Nous sommes accueillis par des acteurs silencieux et souriants à l’orée du parc d’un petit manoir, qui nous dépouillent doucement de nos sacs et de nos manteaux, nous donnent des valises vides à porter, deux par deux jusqu’à l’entrée du manoir. En rentrant nous piétinons un parterre de clefs et nous sommes conviés doucement à presser des citrons et à en déguster quelques gouttes. Au pied de l’escalier, des enfants sont occupés à râper du polystyrène et nous devons enlever nos chaussures en haut de l’escalier avant de pénétrer dans des pièces avec des installations poétiques et étranges, branches d’arbres nimbés de blanc, vieux tissus chamarrés, armoires et coffres mystérieux. Des êtres silencieux et souriants entretiennent avec vous un dialogue muet presque amoureux, jamais gênant. On peut rester le temps qu’on veut dans ce calme étrange, d’un autre siècle, errer d’une pièce à l’autre, on peut aussi partir une fois nos chaussures retrouvées. On descend et avant de quitter le manoir, on nous charge de valises vides et aussi d’un manteau. Ce parcours silencieux apaise, on peut s’allonger dans le parc avant de redescendre dans le tumulte du festival.

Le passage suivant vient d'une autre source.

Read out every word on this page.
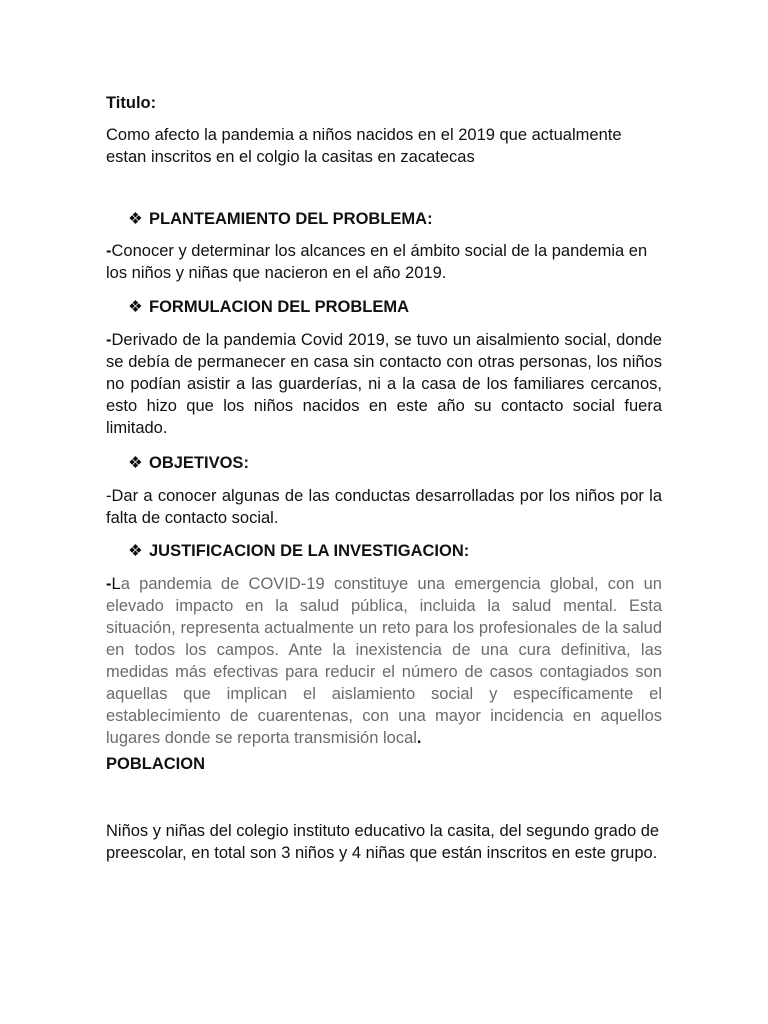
Titulo:

Como afecto la pandemia a niños nacidos en el 2019 que actualmente estan inscritos en el colgio la casitas en zacatecas

❖ PLANTEAMIENTO DEL PROBLEMA:

-Conocer y determinar los alcances en el ámbito social de la pandemia en los niños y niñas que nacieron en el año 2019.

❖ FORMULACION DEL PROBLEMA

-Derivado de la pandemia Covid 2019, se tuvo un aisalmiento social, donde se debía de permanecer en casa sin contacto con otras personas, los niños no podían asistir a las guarderías, ni a la casa de los familiares cercanos, esto hizo que los niños nacidos en este año su contacto social fuera limitado.

❖ OBJETIVOS:

-Dar a conocer algunas de las conductas desarrolladas por los niños por la falta de contacto social.

❖ JUSTIFICACION DE LA INVESTIGACION:

-La pandemia de COVID-19 constituye una emergencia global, con un elevado impacto en la salud pública, incluida la salud mental. Esta situación, representa actualmente un reto para los profesionales de la salud en todos los campos. Ante la inexistencia de una cura definitiva, las medidas más efectivas para reducir el número de casos contagiados son aquellas que implican el aislamiento social y específicamente el establecimiento de cuarentenas, con una mayor incidencia en aquellos lugares donde se reporta transmisión local.

POBLACION

Niños y niñas del colegio instituto educativo la casita, del segundo grado de preescolar, en total son 3 niños y 4 niñas que están inscritos en este grupo.
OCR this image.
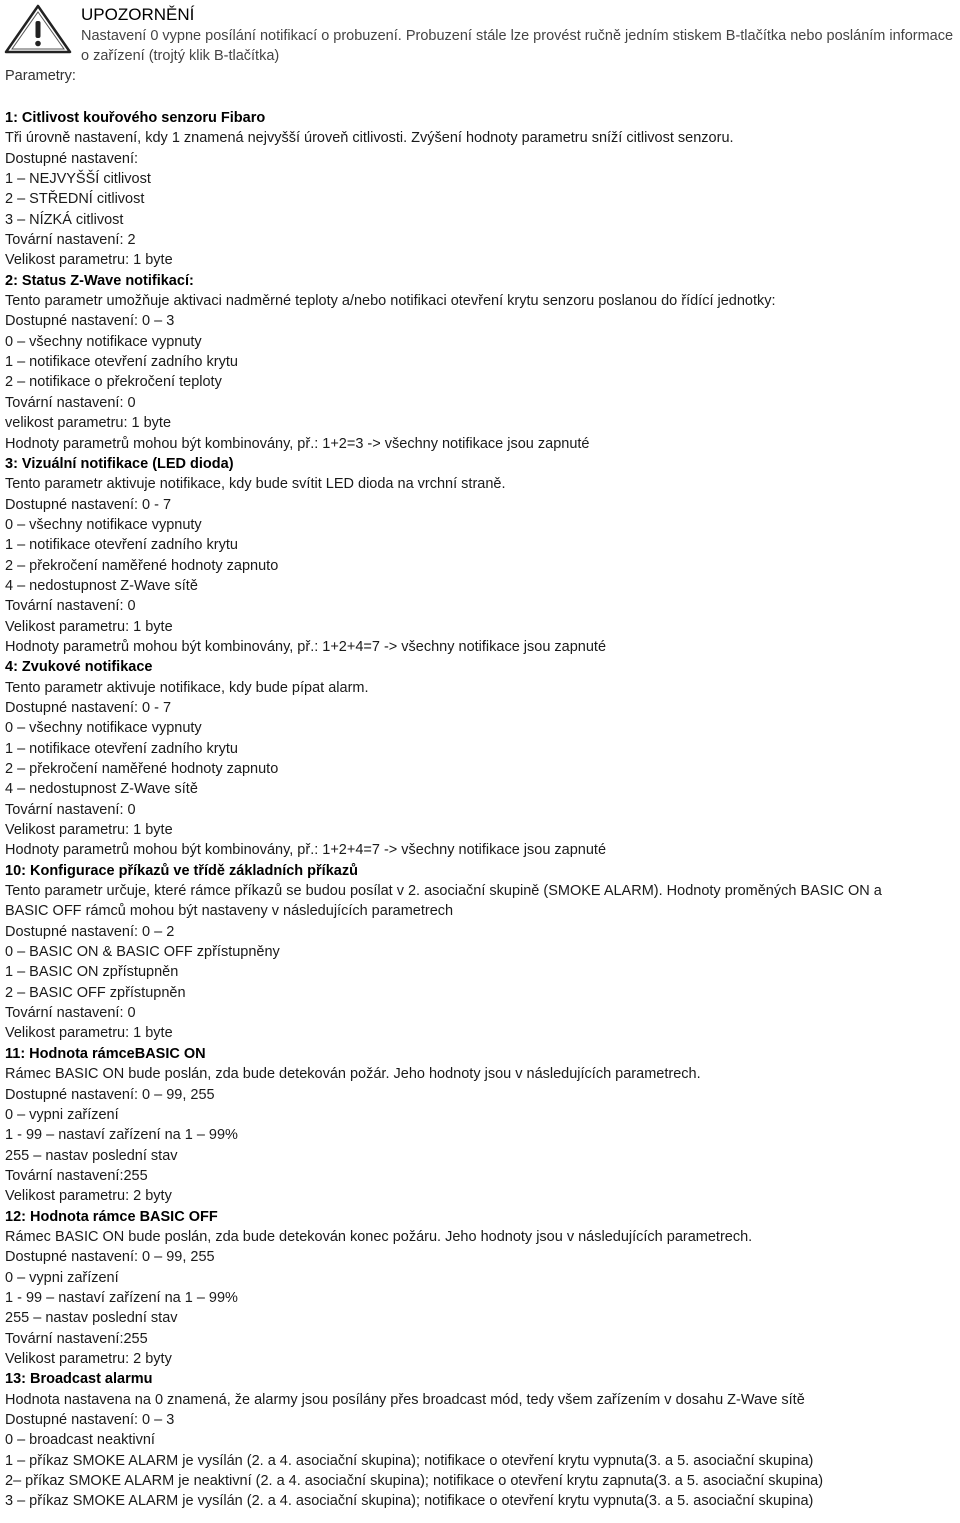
UPOZORNĚNÍ
Nastavení 0 vypne posílání notifikací o probuzení. Probuzení stále lze provést ručně jedním stiskem B-tlačítka nebo posláním informace o zařízení (trojtý klik B-tlačítka)
Parametry:
1: Citlivost kouřového senzoru Fibaro
Tři úrovně nastavení, kdy 1 znamená nejvyšší úroveň citlivosti. Zvýšení hodnoty parametru sníží citlivost senzoru.
Dostupné nastavení:
1 – NEJVYŠŠÍ citlivost
2 – STŘEDNÍ citlivost
3 – NÍZKÁ citlivost
Tovární nastavení: 2
Velikost parametru: 1 byte
2: Status Z-Wave notifikací:
Tento parametr umožňuje aktivaci nadměrné teploty a/nebo notifikaci otevření krytu senzoru poslanou do řídící jednotky:
Dostupné nastavení: 0 – 3
0 – všechny notifikace vypnuty
1 – notifikace otevření zadního krytu
2 – notifikace o překročení teploty
Tovární nastavení: 0
velikost parametru: 1 byte
Hodnoty parametrů mohou být kombinovány, př.: 1+2=3 -> všechny notifikace jsou zapnuté
3: Vizuální notifikace (LED dioda)
Tento parametr aktivuje notifikace, kdy bude svítit LED dioda na vrchní straně.
Dostupné nastavení: 0 - 7
0 – všechny notifikace vypnuty
1 – notifikace otevření zadního krytu
2 – překročení naměřené hodnoty zapnuto
4 – nedostupnost Z-Wave sítě
Tovární nastavení: 0
Velikost parametru: 1 byte
Hodnoty parametrů mohou být kombinovány, př.: 1+2+4=7 -> všechny notifikace jsou zapnuté
4: Zvukové notifikace
Tento parametr aktivuje notifikace, kdy bude pípat alarm.
Dostupné nastavení: 0 - 7
0 – všechny notifikace vypnuty
1 – notifikace otevření zadního krytu
2 – překročení naměřené hodnoty zapnuto
4 – nedostupnost Z-Wave sítě
Tovární nastavení: 0
Velikost parametru: 1 byte
Hodnoty parametrů mohou být kombinovány, př.: 1+2+4=7 -> všechny notifikace jsou zapnuté
10: Konfigurace příkazů ve třídě základních příkazů
Tento parametr určuje, které rámce příkazů se budou posílat v 2. asociační skupině (SMOKE ALARM). Hodnoty proměných BASIC ON a
BASIC OFF rámců mohou být nastaveny v následujících parametrech
Dostupné nastavení: 0 – 2
0 – BASIC ON & BASIC OFF zpřístupněny
1 – BASIC ON zpřístupněn
2 – BASIC OFF zpřístupněn
Tovární nastavení: 0
Velikost parametru: 1 byte
11: Hodnota rámceBASIC ON
Rámec BASIC ON bude poslán, zda bude detekován požár. Jeho hodnoty jsou v následujících parametrech.
Dostupné nastavení: 0 – 99, 255
0 – vypni zařízení
1 - 99 – nastaví zařízení na 1 – 99%
255 – nastav poslední stav
Tovární nastavení:255
Velikost parametru: 2 byty
12: Hodnota rámce BASIC OFF
Rámec BASIC ON bude poslán, zda bude detekován konec požáru. Jeho hodnoty jsou v následujících parametrech.
Dostupné nastavení: 0 – 99, 255
0 – vypni zařízení
1 - 99 – nastaví zařízení na 1 – 99%
255 – nastav poslední stav
Tovární nastavení:255
Velikost parametru: 2 byty
13: Broadcast alarmu
Hodnota nastavena na 0 znamená, že alarmy jsou posílány přes broadcast mód, tedy všem zařízením v dosahu Z-Wave sítě
Dostupné nastavení: 0 – 3
0 – broadcast neaktivní
1 – příkaz SMOKE ALARM je vysílán (2. a 4. asociační skupina); notifikace o otevření krytu vypnuta(3. a 5. asociační skupina)
2– příkaz SMOKE ALARM je neaktivní (2. a 4. asociační skupina); notifikace o otevření krytu zapnuta(3. a 5. asociační skupina)
3 – příkaz SMOKE ALARM je vysílán (2. a 4. asociační skupina); notifikace o otevření krytu vypnuta(3. a 5. asociační skupina)
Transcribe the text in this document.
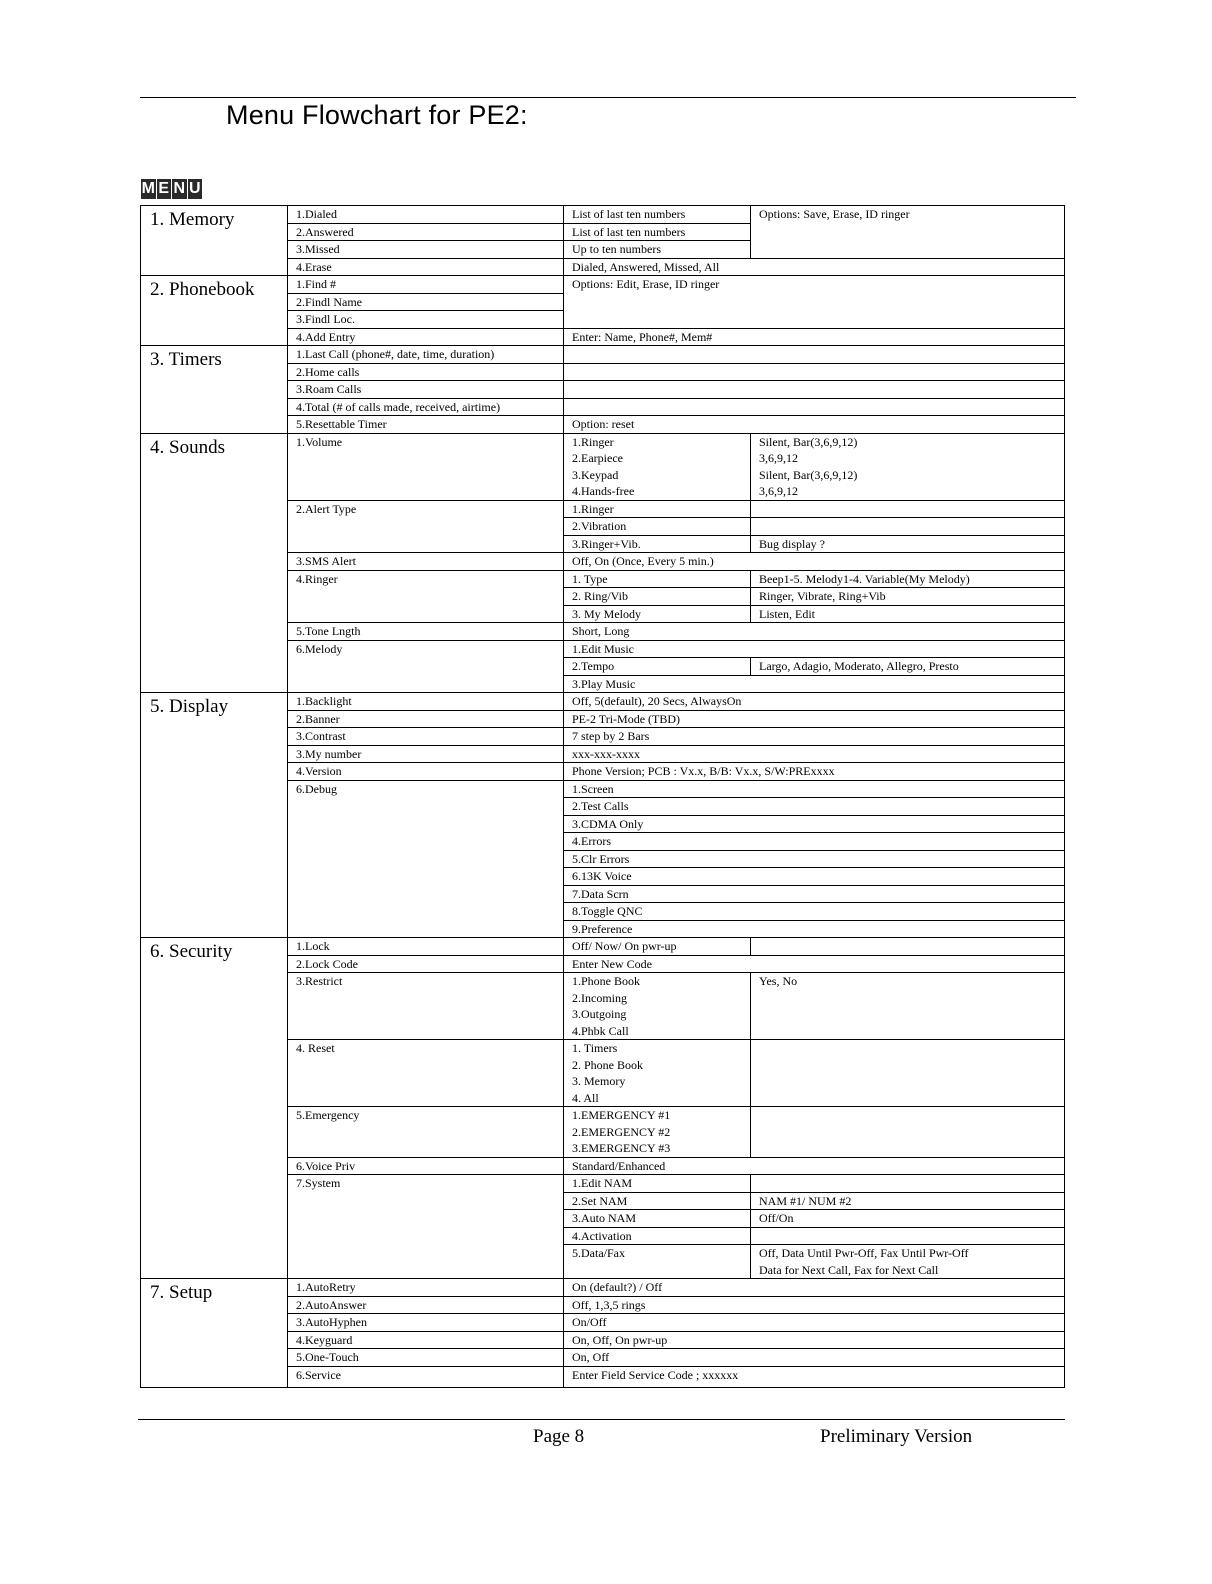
Menu Flowchart for PE2:
M E N U
1. Memory	1.Dialed	List of last ten numbers	Options: Save, Erase, ID ringer
	2.Answered	List of last ten numbers	
	3.Missed	Up to ten numbers	
	4.Erase	Dialed, Answered, Missed, All	
2. Phonebook	1.Find #	Options: Edit, Erase, ID ringer	
	2.Findl Name		
	3.Findl Loc.		
	4.Add Entry	Enter: Name, Phone#, Mem#	
3. Timers	1.Last Call (phone#, date, time, duration)		
	2.Home calls		
	3.Roam Calls		
	4.Total (# of calls made, received, airtime)		
	5.Resettable Timer	Option: reset	
4. Sounds	1.Volume	1.Ringer	Silent, Bar(3,6,9,12)
		2.Earpiece	3,6,9,12
		3.Keypad	Silent, Bar(3,6,9,12)
		4.Hands-free	3,6,9,12
	2.Alert Type	1.Ringer	
		2.Vibration	
		3.Ringer+Vib.	Bug display ?
	3.SMS Alert	Off, On (Once, Every 5 min.)	
	4.Ringer	1. Type	Beep1-5. Melody1-4. Variable(My Melody)
		2. Ring/Vib	Ringer, Vibrate, Ring+Vib
		3. My Melody	Listen, Edit
	5.Tone Lngth	Short, Long	
	6.Melody	1.Edit Music	
		2.Tempo	Largo, Adagio, Moderato, Allegro, Presto
		3.Play Music	

5. Display	1.Backlight	Off, 5(default), 20 Secs, AlwaysOn	
	2.Banner	PE-2 Tri-Mode (TBD)	
	3.Contrast	7 step by 2 Bars	
	3.My number	xxx-xxx-xxxx	
	4.Version	Phone Version; PCB : Vx.x, B/B: Vx.x, S/W:PRExxxx	
	6.Debug	1.Screen	
		2.Test Calls	
		3.CDMA Only	
		4.Errors	
		5.Clr Errors	
		6.13K Voice	
		7.Data Scrn	
		8.Toggle QNC	
		9.Preference	
6. Security	1.Lock	Off/ Now/ On pwr-up	
	2.Lock Code	Enter New Code	
	3.Restrict	1.Phone Book	Yes, No
		2.Incoming	
		3.Outgoing	
		4.Phbk Call	
	4. Reset	1. Timers	
		2. Phone Book	
		3. Memory	
		4. All	
	5.Emergency	1.EMERGENCY #1	
		2.EMERGENCY #2	
		3.EMERGENCY #3	
	6.Voice Priv	Standard/Enhanced	
	7.System	1.Edit NAM	
		2.Set NAM	NAM #1/ NUM #2
		3.Auto NAM	Off/On
		4.Activation	
		5.Data/Fax	Off, Data Until Pwr-Off, Fax Until Pwr-Off
			Data for Next Call, Fax for Next Call

7. Setup	1.AutoRetry	On (default?) / Off	
	2.AutoAnswer	Off, 1,3,5 rings	
	3.AutoHyphen	On/Off	
	4.Keyguard	On, Off, On pwr-up	
	5.One-Touch	On, Off	
	6.Service	Enter Field Service Code ; xxxxxx	
Page 8	Preliminary Version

Kamchatka, basée à Barcelone, rassemble des artistes de diverses nationalités et de plusieurs disciplines artistiques.
http://www.kamchatka.cat

ANIMAL SENTIMENTAL l’Illustre Famille Burattini

Madame Rita est à la caisse revêche, elle vitupère contre les spectateurs qui font la queue longuement avant de pénétrer dans le bel espace derrière la caravane, sous les arbres. Burattini raconte ses exploits, ses tournées fantastiques, mais c’est Rita qui tient le haut du pavé. C’est elle qui installe, qui manipule, qui assure les effets magiques avec les animaux savants et qui se perd dans une émotion larmoyante à l’évocation de sa défunte grand mère. La magie du théâtre forain opère toujours grâce à la gouaille magistrale de ce couple étonnant, mais ce spectacle encore fragile doit encore mûrir pour trouver son équilibre. Les représentations au Festival d’Avignon ont été perturbées par la pluie.